L’importanza di questa zona dal punto di vista naturalistico è riconosciuta ormai da molto tempo, e al febbraio 1985 risale l’atto con cui la Regione Liguria istituì la Riserva Naturale Regionale di Bergeggi, voluta con l’obiettivo di proteggerne il fragile equilibrio ambientale.
Un’isola inaccessibile
Da allora l’isola di Bergeggi è divenuta di fatto inaccessibile ai turisti, che tuttavia possono avvicinarsi in canoa o kayak, magari con l’ausilio di visite guidate delle associazioni locali. In questo modo, infatti, è possibile avvicinarsi all’isolotto, dalla forma simile a quella di un dente rovesciato, dove i punti più lunghi e larghi distano appena 200 metri. Un luogo chiaramente disabitato oggi, ma non lo era in passato. Infatti, già i Romani a cui le si deve il nome primitivo la occuparono a motivo militare, dotandola di un torrione al quale – a quanto pare – non si accedeva che scalandolo dall’esterno.

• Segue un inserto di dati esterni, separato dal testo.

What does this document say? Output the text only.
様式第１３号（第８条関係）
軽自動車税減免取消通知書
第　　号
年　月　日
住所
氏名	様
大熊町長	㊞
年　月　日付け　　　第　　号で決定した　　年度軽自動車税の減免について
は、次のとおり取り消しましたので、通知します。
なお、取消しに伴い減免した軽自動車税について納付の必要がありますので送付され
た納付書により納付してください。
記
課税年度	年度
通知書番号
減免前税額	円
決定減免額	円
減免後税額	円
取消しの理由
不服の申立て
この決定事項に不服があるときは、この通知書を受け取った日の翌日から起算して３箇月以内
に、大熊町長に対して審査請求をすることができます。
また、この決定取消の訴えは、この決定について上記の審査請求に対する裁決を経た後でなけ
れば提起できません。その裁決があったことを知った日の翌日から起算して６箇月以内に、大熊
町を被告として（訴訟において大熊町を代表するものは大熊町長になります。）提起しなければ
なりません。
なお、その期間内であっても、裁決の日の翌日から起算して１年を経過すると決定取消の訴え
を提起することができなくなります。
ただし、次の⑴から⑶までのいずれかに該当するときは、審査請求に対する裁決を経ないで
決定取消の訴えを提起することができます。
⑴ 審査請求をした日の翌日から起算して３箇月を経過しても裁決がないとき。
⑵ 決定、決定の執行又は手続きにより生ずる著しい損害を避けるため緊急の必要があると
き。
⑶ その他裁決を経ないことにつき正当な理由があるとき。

E ancora, col proseguire dei secoli, Bergeggi (isola) si arricchì di una piccola chiesa cristiana e, quasi alla fine del I millennio, di un monastero che sarebbe rimasto attivo fino circa al XIV secolo. Fino a divenire, a metà Ottocento, la residenza estiva di Joseph Maria Anton Brassier de Saint-Simon-Vallade, ambasciatore della Confederazione Tedesca del Nord, che ne acquistò la proprietà dal vescovo Riccardi.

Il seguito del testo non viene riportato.